On ne peut pas dire que Martial nous apprenne des choses très nouvelles sur la société de son temps : il n’était pas assez libre d’en parler comme il l’aurait voulu ; dans sa situation, ayant besoin de tout le monde, il ne devait s’exposer à blâmer personne, il proteste sans cesse contre ceux qui veulent trouver dans ses vers des allusions malicieuses ; ludimus innocue. Un homme si timoré ne pouvait pas être un observateur bien profond. De peur de se compromettre, il reste dans les généralités de la morale ordinaire, il attaque les avares et les prodigues, ceux qui ne font rien et celui qui fait trop de choses, le riche, qui laisse croire qu’il est pauvre de peur qu’il ne soit forcé d’être généreux, le pauvre qui veut passer pour riche, et qui, le soir, pour payer les dépenses de la journée, met son anneau en gage ; le parvenu insolent qui parle sans cesse de sa fortune, le coureur de testamens ; le parasite à la recherche d’un dîner ; le poète qui assassine tout le monde de ses vers, etc. Ce sont des figures vraies et vivantes, mais peu originales, et auxquelles il n’a pas donné beaucoup de relief. La peinture qu’il a faite des femmes n’est pas poussée au noir, comme chez Juvénal. Au fond, cependant, il les juge à peu près de même. On voit bien, à ce qu’il en dit, qu’elles se sont fort émancipées de la servitude et de la solitude d’autrefois, elles vont dans le monde, elles accompagnent leur mari dans les festins ; assises sur leurs hautes chaises, elles attendent les visiteurs, qui viennent leur apporter leurs hommages et leur apprendre les nouvelles.

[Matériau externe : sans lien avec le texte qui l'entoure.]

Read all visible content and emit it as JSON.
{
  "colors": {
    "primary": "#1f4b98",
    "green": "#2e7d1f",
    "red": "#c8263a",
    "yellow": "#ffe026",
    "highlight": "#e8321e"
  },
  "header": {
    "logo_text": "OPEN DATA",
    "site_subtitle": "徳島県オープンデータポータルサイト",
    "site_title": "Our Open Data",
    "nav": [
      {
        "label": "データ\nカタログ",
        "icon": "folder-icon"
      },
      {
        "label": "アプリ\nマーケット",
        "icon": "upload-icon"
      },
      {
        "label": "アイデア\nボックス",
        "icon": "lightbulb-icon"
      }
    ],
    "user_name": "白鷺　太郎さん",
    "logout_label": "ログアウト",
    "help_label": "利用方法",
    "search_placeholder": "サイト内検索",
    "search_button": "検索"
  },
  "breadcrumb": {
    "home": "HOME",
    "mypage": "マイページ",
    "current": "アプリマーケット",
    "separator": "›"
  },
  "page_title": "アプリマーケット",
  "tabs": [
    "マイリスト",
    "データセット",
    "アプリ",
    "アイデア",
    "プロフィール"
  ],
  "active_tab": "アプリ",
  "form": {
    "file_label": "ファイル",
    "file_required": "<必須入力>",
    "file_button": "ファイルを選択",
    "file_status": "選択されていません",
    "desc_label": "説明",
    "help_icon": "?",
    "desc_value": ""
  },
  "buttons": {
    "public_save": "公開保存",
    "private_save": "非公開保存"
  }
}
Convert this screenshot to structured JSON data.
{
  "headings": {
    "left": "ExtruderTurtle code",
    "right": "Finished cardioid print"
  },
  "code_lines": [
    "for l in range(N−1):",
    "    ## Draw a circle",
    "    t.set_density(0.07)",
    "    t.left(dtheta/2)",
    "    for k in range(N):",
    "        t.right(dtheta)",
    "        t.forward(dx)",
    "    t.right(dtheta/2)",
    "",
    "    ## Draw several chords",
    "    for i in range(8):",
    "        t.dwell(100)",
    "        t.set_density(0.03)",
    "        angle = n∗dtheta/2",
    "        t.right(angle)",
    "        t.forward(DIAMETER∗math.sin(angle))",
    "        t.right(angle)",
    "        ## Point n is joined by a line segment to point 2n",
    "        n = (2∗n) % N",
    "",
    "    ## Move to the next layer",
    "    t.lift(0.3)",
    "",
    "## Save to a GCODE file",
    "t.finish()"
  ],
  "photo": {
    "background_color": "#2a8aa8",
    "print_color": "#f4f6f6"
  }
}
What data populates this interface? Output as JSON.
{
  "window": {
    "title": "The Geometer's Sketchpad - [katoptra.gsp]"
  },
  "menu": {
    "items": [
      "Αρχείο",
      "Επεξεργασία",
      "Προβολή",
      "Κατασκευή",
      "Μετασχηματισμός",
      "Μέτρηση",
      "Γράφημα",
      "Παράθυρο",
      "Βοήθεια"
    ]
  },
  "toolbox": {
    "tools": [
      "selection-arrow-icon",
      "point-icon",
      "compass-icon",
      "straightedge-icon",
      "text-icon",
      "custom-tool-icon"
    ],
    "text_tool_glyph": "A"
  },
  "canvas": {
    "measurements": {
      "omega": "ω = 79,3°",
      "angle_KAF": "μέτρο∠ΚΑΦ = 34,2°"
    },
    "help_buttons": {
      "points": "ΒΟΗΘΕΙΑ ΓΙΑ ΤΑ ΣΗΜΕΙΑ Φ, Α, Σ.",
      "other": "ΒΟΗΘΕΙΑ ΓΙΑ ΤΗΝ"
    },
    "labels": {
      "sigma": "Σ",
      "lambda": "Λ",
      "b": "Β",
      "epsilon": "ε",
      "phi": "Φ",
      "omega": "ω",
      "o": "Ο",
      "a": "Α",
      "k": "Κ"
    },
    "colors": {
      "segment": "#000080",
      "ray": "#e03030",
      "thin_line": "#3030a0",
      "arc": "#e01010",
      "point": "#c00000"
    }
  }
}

Ce qui fait leur indépendance, c’est qu’elles ont leur fortune à part, qu’elles gardent avec soin[1], afin de pouvoir l’emporter le jour du divorce, — et les divorces sont si fréquens ! Pour administrer leurs biens,

  1. Aux éloges que donne Martial à l’une d’elles qui a confondu sa fortune avec celle de son mari, on voit bien que c’était une très rare exception.